Plausible values can be used to either estimate population-level statistics or compute point estimates of latent variables. While it is well known that five plausible values are usually sufficient for accurate estimation of population-level statistics in large-scale surveys, the minimum number of plausible values needed to obtain accurate latent variable point estimates is unclear. This is especially relevant when an item response theory (IRT) model is estimated with MCMC (Markov chain Monte Carlo) methods in Mplus and point estimates of the IRT ability parameter are of interest, as Mplus only estimates the posterior distribution of each ability parameter. In order to obtain point estimates of the ability parameter, a number of plausible values can be drawn from the posterior distribution of each individual ability parameter and their mean (the posterior mean ability estimate) can be used as an individual ability point estimate.

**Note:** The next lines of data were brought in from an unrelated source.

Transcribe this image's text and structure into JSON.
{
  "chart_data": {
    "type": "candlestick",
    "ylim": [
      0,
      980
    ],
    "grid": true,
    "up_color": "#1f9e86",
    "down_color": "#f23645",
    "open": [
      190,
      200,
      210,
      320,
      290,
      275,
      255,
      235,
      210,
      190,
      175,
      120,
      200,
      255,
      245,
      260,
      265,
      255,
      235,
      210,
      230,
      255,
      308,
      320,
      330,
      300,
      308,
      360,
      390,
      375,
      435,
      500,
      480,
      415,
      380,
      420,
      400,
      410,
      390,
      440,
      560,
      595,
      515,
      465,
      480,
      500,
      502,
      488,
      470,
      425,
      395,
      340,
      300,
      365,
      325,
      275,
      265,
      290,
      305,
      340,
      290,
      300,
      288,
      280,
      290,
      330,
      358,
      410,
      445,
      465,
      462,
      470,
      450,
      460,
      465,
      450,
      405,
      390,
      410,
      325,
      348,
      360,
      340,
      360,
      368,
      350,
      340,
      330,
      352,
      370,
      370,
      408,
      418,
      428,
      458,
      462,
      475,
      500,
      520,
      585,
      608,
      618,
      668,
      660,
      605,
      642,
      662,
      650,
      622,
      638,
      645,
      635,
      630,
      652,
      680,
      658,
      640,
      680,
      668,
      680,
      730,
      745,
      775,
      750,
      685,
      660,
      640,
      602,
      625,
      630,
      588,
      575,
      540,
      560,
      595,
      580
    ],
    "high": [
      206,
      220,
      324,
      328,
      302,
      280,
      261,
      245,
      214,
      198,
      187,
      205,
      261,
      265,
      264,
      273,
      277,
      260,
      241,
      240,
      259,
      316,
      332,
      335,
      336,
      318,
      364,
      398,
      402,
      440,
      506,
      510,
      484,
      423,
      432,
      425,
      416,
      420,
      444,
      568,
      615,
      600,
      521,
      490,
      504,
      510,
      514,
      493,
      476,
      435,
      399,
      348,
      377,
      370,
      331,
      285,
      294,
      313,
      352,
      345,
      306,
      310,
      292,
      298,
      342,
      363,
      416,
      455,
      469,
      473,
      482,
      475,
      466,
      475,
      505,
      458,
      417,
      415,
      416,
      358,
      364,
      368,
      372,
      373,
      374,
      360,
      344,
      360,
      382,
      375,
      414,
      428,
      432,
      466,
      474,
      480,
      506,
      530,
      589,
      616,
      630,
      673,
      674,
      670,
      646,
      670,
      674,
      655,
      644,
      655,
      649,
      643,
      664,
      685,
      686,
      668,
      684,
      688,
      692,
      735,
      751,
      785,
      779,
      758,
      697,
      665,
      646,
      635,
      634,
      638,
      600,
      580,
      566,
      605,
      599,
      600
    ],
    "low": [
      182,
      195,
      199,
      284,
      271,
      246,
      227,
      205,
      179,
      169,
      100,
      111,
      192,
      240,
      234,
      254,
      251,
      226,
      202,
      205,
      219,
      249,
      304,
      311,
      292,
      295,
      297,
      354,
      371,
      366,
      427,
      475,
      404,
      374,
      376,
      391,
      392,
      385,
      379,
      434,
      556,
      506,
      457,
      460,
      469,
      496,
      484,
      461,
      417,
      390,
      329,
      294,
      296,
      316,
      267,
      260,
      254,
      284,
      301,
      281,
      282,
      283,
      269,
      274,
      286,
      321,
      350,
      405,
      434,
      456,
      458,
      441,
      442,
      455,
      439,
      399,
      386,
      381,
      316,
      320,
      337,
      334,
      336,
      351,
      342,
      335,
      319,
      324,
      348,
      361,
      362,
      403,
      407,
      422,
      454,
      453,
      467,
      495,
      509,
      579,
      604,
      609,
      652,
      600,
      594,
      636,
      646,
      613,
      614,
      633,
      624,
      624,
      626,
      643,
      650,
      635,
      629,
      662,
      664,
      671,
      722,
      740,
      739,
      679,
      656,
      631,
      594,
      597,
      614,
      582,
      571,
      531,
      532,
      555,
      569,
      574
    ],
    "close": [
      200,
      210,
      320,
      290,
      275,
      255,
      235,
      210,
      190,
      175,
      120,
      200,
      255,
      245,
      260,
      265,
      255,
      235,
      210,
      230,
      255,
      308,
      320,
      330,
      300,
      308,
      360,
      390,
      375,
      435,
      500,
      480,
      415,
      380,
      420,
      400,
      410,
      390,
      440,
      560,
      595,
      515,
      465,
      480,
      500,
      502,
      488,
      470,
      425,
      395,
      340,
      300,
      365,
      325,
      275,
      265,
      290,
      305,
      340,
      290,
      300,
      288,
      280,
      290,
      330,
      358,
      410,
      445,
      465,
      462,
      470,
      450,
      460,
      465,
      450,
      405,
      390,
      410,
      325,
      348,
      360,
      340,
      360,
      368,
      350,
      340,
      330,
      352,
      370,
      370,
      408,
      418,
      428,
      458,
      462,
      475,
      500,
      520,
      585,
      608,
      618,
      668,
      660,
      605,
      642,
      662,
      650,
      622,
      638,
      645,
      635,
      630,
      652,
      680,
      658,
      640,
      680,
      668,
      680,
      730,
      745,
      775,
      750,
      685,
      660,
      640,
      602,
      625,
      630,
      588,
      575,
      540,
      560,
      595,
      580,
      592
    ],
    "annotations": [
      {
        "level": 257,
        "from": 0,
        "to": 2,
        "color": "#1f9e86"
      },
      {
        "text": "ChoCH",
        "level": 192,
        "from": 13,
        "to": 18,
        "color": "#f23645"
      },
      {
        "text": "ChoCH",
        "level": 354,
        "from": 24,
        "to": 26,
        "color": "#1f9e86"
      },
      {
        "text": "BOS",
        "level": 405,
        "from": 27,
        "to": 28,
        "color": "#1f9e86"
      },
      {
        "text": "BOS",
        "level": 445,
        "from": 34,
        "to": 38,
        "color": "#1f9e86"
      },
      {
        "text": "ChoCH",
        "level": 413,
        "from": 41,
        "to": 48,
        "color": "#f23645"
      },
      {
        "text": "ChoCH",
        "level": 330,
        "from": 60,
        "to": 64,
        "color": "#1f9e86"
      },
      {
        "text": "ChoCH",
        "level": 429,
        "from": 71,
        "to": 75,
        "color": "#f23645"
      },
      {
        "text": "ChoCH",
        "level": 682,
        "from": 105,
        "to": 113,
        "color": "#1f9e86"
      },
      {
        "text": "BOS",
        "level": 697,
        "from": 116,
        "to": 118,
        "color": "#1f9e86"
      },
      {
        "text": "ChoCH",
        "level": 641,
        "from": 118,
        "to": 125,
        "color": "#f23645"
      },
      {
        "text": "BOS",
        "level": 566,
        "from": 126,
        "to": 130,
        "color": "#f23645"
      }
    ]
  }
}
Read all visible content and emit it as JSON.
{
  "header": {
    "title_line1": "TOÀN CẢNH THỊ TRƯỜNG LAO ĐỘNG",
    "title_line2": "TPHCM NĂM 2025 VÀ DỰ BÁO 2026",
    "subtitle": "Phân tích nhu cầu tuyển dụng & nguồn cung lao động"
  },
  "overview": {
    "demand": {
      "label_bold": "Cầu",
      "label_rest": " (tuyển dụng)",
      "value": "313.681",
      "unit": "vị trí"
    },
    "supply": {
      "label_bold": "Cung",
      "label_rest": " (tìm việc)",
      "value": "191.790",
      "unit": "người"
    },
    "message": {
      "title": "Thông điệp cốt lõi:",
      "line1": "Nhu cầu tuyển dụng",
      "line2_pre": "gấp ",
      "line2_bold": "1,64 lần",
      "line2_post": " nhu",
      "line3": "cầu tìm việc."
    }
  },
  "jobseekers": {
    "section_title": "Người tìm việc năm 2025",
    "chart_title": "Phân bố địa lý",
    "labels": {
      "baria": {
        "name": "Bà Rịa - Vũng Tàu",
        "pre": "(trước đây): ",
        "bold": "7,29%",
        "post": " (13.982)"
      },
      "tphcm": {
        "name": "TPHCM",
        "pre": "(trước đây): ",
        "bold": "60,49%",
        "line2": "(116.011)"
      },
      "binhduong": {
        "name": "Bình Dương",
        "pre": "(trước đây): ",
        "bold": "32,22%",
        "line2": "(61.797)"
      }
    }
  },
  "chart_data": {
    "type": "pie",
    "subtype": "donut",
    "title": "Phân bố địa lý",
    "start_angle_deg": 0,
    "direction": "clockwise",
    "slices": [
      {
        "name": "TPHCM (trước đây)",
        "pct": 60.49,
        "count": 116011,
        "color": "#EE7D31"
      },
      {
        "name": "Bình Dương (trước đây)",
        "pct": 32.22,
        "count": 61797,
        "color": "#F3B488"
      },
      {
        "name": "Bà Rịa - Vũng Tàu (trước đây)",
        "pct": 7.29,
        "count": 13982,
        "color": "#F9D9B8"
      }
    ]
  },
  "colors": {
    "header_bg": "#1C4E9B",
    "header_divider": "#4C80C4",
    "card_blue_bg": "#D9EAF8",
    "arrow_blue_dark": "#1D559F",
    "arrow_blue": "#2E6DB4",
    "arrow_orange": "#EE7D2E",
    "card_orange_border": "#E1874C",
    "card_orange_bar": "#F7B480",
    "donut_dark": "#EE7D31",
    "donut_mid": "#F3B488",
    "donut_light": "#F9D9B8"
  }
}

In this note, we conducted a simulation study to investigate how many plausible values were needed to obtain accurate posterior mean ability estimates. The results indicate that 20 is the minimum number of plausible values required to obtain point estimates of the IRT ability parameter that are comparable to marginal maximum likelihood estimation(MMLE)/expected a posteriori (EAP) estimates. A real dataset was used to demonstrate the comparison between MMLE/EAP point estimates and posterior mean ability estimates based on different number of plausible values.